John Lewis

I was born in Carmarthen, Wales. Our family owned a woollen business, Derw Mills, Pentrecwrt, manufacturing woven cloth, blankets and Welsh tapestry bedspreads. I was the eldest son, the fourth generation in the family business and, although I would really have preferred to study medicine, studied Textile Process Engineering at Leeds University and received a postgraduate diploma in Textile Design from the Scottish College of Textiles, Galashiels.

When the business went into liquidation in the mid-1980s I was forced to change tack. I had been competing in track and field athletics for Carmarthen Harriers and then Edinburgh Southern Harriers, and represented Wales in both long and triple jumps. In Edinburgh, when I suffered injuries, I received massage and other treatments from John Gladwin in Morningside. He sensed my interest in his work and encouraged me to take a course in massage from the Northern Institute of Massage, Blackpool.

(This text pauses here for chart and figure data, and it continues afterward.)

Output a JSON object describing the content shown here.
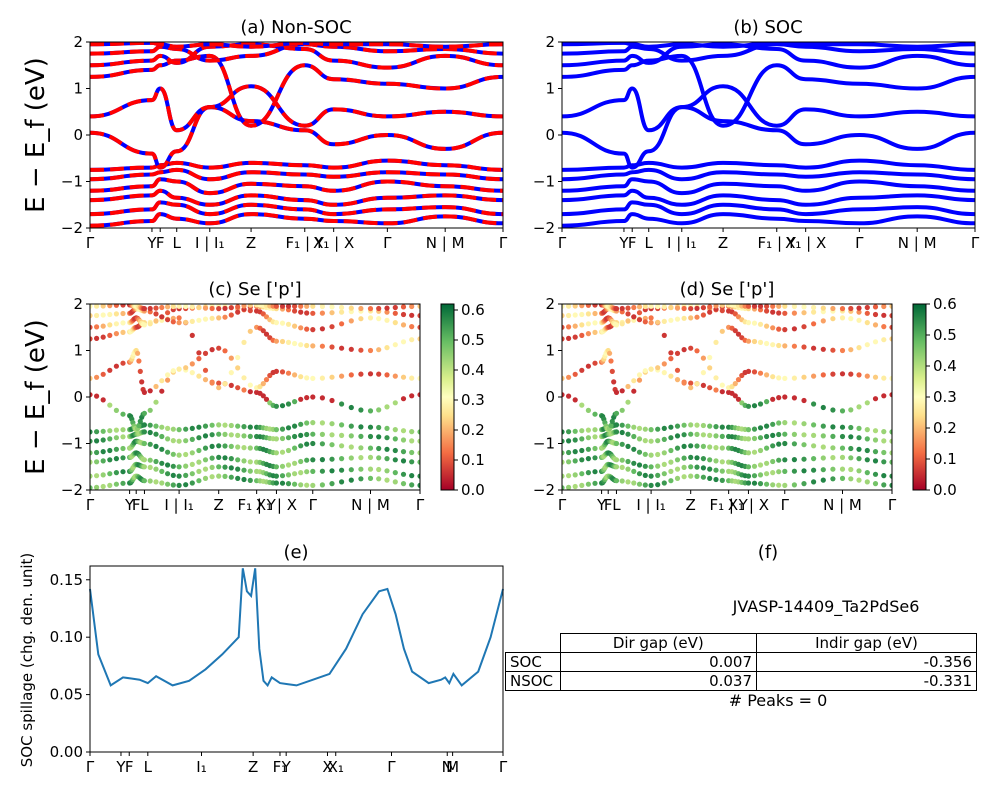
{
  "chart_data": [
    {
      "id": "a",
      "type": "line",
      "title": "(a) Non-SOC",
      "ylabel": "E − E_f (eV)",
      "ylim": [
        -2,
        2
      ],
      "yticks": [
        "−2",
        "−1",
        "0",
        "1",
        "2"
      ],
      "kpath_labels": [
        "Γ",
        "Y",
        "F",
        "L",
        "I | I₁",
        "Z",
        "F₁ | Y",
        "X₁ | X",
        "Γ",
        "N | M",
        "Γ"
      ],
      "colors": [
        "#0000ff",
        "#ff0000"
      ],
      "line_style": "blue solid with red dashed overlay",
      "series": [
        {
          "values": [
            -1.95,
            -1.85,
            -1.7,
            -1.8,
            -1.9,
            -1.7,
            -1.8,
            -1.85,
            -1.9,
            -1.75,
            -1.9
          ]
        },
        {
          "values": [
            -1.7,
            -1.6,
            -1.45,
            -1.5,
            -1.7,
            -1.5,
            -1.6,
            -1.7,
            -1.6,
            -1.55,
            -1.7
          ]
        },
        {
          "values": [
            -1.4,
            -1.3,
            -1.2,
            -1.35,
            -1.5,
            -1.3,
            -1.4,
            -1.5,
            -1.35,
            -1.3,
            -1.4
          ]
        },
        {
          "values": [
            -1.2,
            -1.1,
            -0.95,
            -1.0,
            -1.25,
            -1.05,
            -1.1,
            -1.2,
            -1.0,
            -1.1,
            -1.2
          ]
        },
        {
          "values": [
            -0.95,
            -0.85,
            -0.8,
            -0.75,
            -0.95,
            -0.8,
            -0.85,
            -0.9,
            -0.8,
            -0.85,
            -0.95
          ]
        },
        {
          "values": [
            -0.75,
            -0.7,
            -0.65,
            -0.6,
            -0.7,
            -0.6,
            -0.65,
            -0.7,
            -0.55,
            -0.65,
            -0.75
          ]
        },
        {
          "values": [
            0.05,
            -0.4,
            -0.7,
            -0.35,
            0.6,
            0.3,
            0.1,
            -0.2,
            0.0,
            -0.3,
            0.05
          ]
        },
        {
          "values": [
            0.4,
            0.75,
            1.0,
            0.1,
            0.6,
            1.05,
            0.2,
            0.55,
            0.4,
            0.5,
            0.4
          ]
        },
        {
          "values": [
            1.25,
            1.4,
            1.5,
            1.6,
            1.7,
            0.2,
            1.5,
            1.2,
            1.1,
            1.0,
            1.25
          ]
        },
        {
          "values": [
            1.5,
            1.6,
            1.7,
            1.55,
            1.9,
            1.95,
            1.85,
            1.6,
            1.45,
            1.7,
            1.5
          ]
        },
        {
          "values": [
            1.75,
            1.8,
            1.9,
            1.85,
            1.6,
            1.7,
            1.95,
            1.9,
            1.8,
            1.85,
            1.75
          ]
        },
        {
          "values": [
            1.95,
            1.98,
            1.95,
            1.9,
            1.95,
            1.9,
            1.98,
            1.95,
            1.95,
            1.9,
            1.95
          ]
        }
      ]
    },
    {
      "id": "b",
      "type": "line",
      "title": "(b) SOC",
      "ylim": [
        -2,
        2
      ],
      "yticks": [
        "−2",
        "−1",
        "0",
        "1",
        "2"
      ],
      "kpath_labels": [
        "Γ",
        "Y",
        "F",
        "L",
        "I | I₁",
        "Z",
        "F₁ | Y",
        "X₁ | X",
        "Γ",
        "N | M",
        "Γ"
      ],
      "colors": [
        "#0000ff"
      ],
      "series": [
        {
          "values": [
            -1.95,
            -1.85,
            -1.7,
            -1.8,
            -1.9,
            -1.7,
            -1.8,
            -1.85,
            -1.9,
            -1.75,
            -1.9
          ]
        },
        {
          "values": [
            -1.7,
            -1.6,
            -1.45,
            -1.5,
            -1.7,
            -1.5,
            -1.6,
            -1.7,
            -1.6,
            -1.55,
            -1.7
          ]
        },
        {
          "values": [
            -1.4,
            -1.3,
            -1.2,
            -1.35,
            -1.5,
            -1.3,
            -1.4,
            -1.5,
            -1.35,
            -1.3,
            -1.4
          ]
        },
        {
          "values": [
            -1.2,
            -1.1,
            -0.95,
            -1.0,
            -1.25,
            -1.05,
            -1.1,
            -1.2,
            -1.0,
            -1.1,
            -1.2
          ]
        },
        {
          "values": [
            -0.95,
            -0.85,
            -0.8,
            -0.75,
            -0.95,
            -0.8,
            -0.85,
            -0.9,
            -0.8,
            -0.85,
            -0.95
          ]
        },
        {
          "values": [
            -0.75,
            -0.7,
            -0.65,
            -0.6,
            -0.7,
            -0.6,
            -0.65,
            -0.7,
            -0.55,
            -0.65,
            -0.75
          ]
        },
        {
          "values": [
            0.05,
            -0.4,
            -0.7,
            -0.35,
            0.6,
            0.3,
            0.1,
            -0.2,
            0.0,
            -0.3,
            0.05
          ]
        },
        {
          "values": [
            0.4,
            0.75,
            1.0,
            0.1,
            0.6,
            1.05,
            0.2,
            0.55,
            0.4,
            0.5,
            0.4
          ]
        },
        {
          "values": [
            1.25,
            1.4,
            1.5,
            1.6,
            1.7,
            0.2,
            1.5,
            1.2,
            1.1,
            1.0,
            1.25
          ]
        },
        {
          "values": [
            1.5,
            1.6,
            1.7,
            1.55,
            1.9,
            1.95,
            1.85,
            1.6,
            1.45,
            1.7,
            1.5
          ]
        },
        {
          "values": [
            1.75,
            1.8,
            1.9,
            1.85,
            1.6,
            1.7,
            1.95,
            1.9,
            1.8,
            1.85,
            1.75
          ]
        },
        {
          "values": [
            1.95,
            1.98,
            1.95,
            1.9,
            1.95,
            1.9,
            1.98,
            1.95,
            1.95,
            1.9,
            1.95
          ]
        }
      ]
    },
    {
      "id": "c",
      "type": "scatter",
      "title": "(c)  Se ['p']",
      "ylabel": "E − E_f (eV)",
      "ylim": [
        -2,
        2
      ],
      "yticks": [
        "−2",
        "−1",
        "0",
        "1",
        "2"
      ],
      "kpath_labels": [
        "Γ",
        "Y",
        "F",
        "L",
        "I | I₁",
        "Z",
        "F₁ | Y",
        "X₁ | X",
        "Γ",
        "N | M",
        "Γ"
      ],
      "colorbar": {
        "ticks": [
          "0.0",
          "0.1",
          "0.2",
          "0.3",
          "0.4",
          "0.5",
          "0.6"
        ],
        "range": [
          0,
          0.62
        ],
        "colormap": "RdYlGn"
      }
    },
    {
      "id": "d",
      "type": "scatter",
      "title": "(d) Se ['p']",
      "ylim": [
        -2,
        2
      ],
      "yticks": [
        "−2",
        "−1",
        "0",
        "1",
        "2"
      ],
      "kpath_labels": [
        "Γ",
        "Y",
        "F",
        "L",
        "I | I₁",
        "Z",
        "F₁ | Y",
        "X₁ | X",
        "Γ",
        "N | M",
        "Γ"
      ],
      "colorbar": {
        "ticks": [
          "0.0",
          "0.1",
          "0.2",
          "0.3",
          "0.4",
          "0.5",
          "0.6"
        ],
        "range": [
          0,
          0.6
        ],
        "colormap": "RdYlGn"
      }
    },
    {
      "id": "e",
      "type": "line",
      "title": "(e)",
      "ylabel": "SOC spillage (chg. den. unit)",
      "ylim": [
        0,
        0.162
      ],
      "yticks": [
        "0.00",
        "0.05",
        "0.10",
        "0.15"
      ],
      "kpath_labels": [
        "Γ",
        "Y",
        "F",
        "L",
        "I₁",
        "Z",
        "F₁",
        "Y",
        "X",
        "X₁",
        "Γ",
        "N",
        "M",
        "Γ"
      ],
      "series": [
        {
          "x": [
            0,
            0.02,
            0.05,
            0.08,
            0.1,
            0.12,
            0.14,
            0.16,
            0.2,
            0.24,
            0.28,
            0.32,
            0.36,
            0.37,
            0.375,
            0.38,
            0.39,
            0.4,
            0.41,
            0.42,
            0.43,
            0.44,
            0.46,
            0.48,
            0.5,
            0.54,
            0.58,
            0.62,
            0.66,
            0.7,
            0.72,
            0.74,
            0.76,
            0.78,
            0.82,
            0.85,
            0.86,
            0.87,
            0.88,
            0.9,
            0.94,
            0.97,
            1.0
          ],
          "values": [
            0.142,
            0.085,
            0.058,
            0.065,
            0.064,
            0.063,
            0.06,
            0.066,
            0.058,
            0.062,
            0.072,
            0.085,
            0.1,
            0.16,
            0.15,
            0.14,
            0.136,
            0.16,
            0.09,
            0.062,
            0.058,
            0.065,
            0.06,
            0.059,
            0.058,
            0.063,
            0.068,
            0.09,
            0.12,
            0.14,
            0.142,
            0.12,
            0.09,
            0.07,
            0.06,
            0.063,
            0.065,
            0.06,
            0.068,
            0.058,
            0.07,
            0.1,
            0.142
          ]
        }
      ]
    },
    {
      "id": "f",
      "type": "table",
      "title": "(f)",
      "material": "JVASP-14409_Ta2PdSe6",
      "columns": [
        "",
        "Dir gap (eV)",
        "Indir gap (eV)"
      ],
      "rows": [
        [
          "SOC",
          "0.007",
          "-0.356"
        ],
        [
          "NSOC",
          "0.037",
          "-0.331"
        ]
      ],
      "peaks": "# Peaks = 0"
    }
  ]
}
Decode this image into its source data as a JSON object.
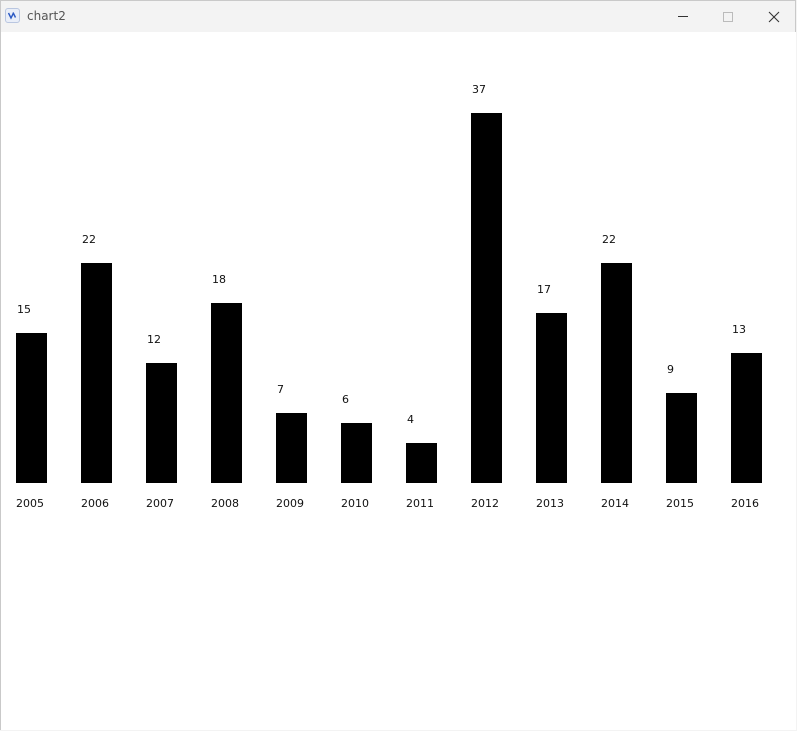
{
  "window": {
    "title": "chart2",
    "icon": "app-icon",
    "controls": [
      "minimize-icon",
      "maximize-icon",
      "close-icon"
    ]
  },
  "chart_data": {
    "type": "bar",
    "categories": [
      "2005",
      "2006",
      "2007",
      "2008",
      "2009",
      "2010",
      "2011",
      "2012",
      "2013",
      "2014",
      "2015",
      "2016"
    ],
    "values": [
      15,
      22,
      12,
      18,
      7,
      6,
      4,
      37,
      17,
      22,
      9,
      13
    ],
    "bar_color": "#000000",
    "title": "",
    "xlabel": "",
    "ylabel": "",
    "grid": false,
    "legend": "none"
  }
}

Once qualified I worked as a masseur at Enton Hall, an old-fashioned ‘health farm’ in Surrey. There I met osteopath David Cook, who practised in nearby Godalming and came to treat the guests one day a week. I took a few treatments, experienced my first session of cranial osteopathy, and decided I wanted to become an osteopath myself.

I entered the British School of Osteopathy in 1991. During my first year I read Dr Still’s Autobiography and was struck both by the wisdom contained in his words and by the fact that what we were being taught differed so much from what he intended. In 1997, two years after graduating, I traveled to the United States to begin the research that eventually culminated, fifteen years later, in my book.


When  I arrived in Kirksville I was extremely fortunate to meet Dr James J. McGovern, who had just been appointed president of Kirksville College of Osteopathic Medicine. Dr. McGovern took an interest in my project and, through his patronage, KCOM funded and supported my research from 1999 to 2002. Once employed by the college I was placed under the charge of the Still National Osteopathic Museum (now the Museum of Osteopathic Medicine) and given unlimited access to the archive collections.

My research into Still’s writings led to one insight after another, the most profound of which was that osteopathy is primarily – even before a system of manual medicine – a philosophy. This further led me to realize that osteopathy as currently taught is not only guided by a different philosophy but is also a pale shadow of what Still intended.

In writing my book I strove to bring out Still’s pure teachings, without compromise, and to show that when you understand those teachings you learn why they do not date, for osteopathy is another word for nature, and nature’s laws are unchanging. Why this is important for finding health is a long argument, one I have interwoven into Still’s story.

A. T. Still: From the Dry Bone to the Living Man is a biography of osteopathy’s founder. It explains how his science grew from a biological explanation for the origin of disease, based on the cutting edge medical science of the day, and how from it grew a system of treatment. The book is perfused by Still’s philosophy and written is a style that aims to inspire a revival of his teachings. Those teachings are timeless and they should form the basis of every osteopathic curriculum.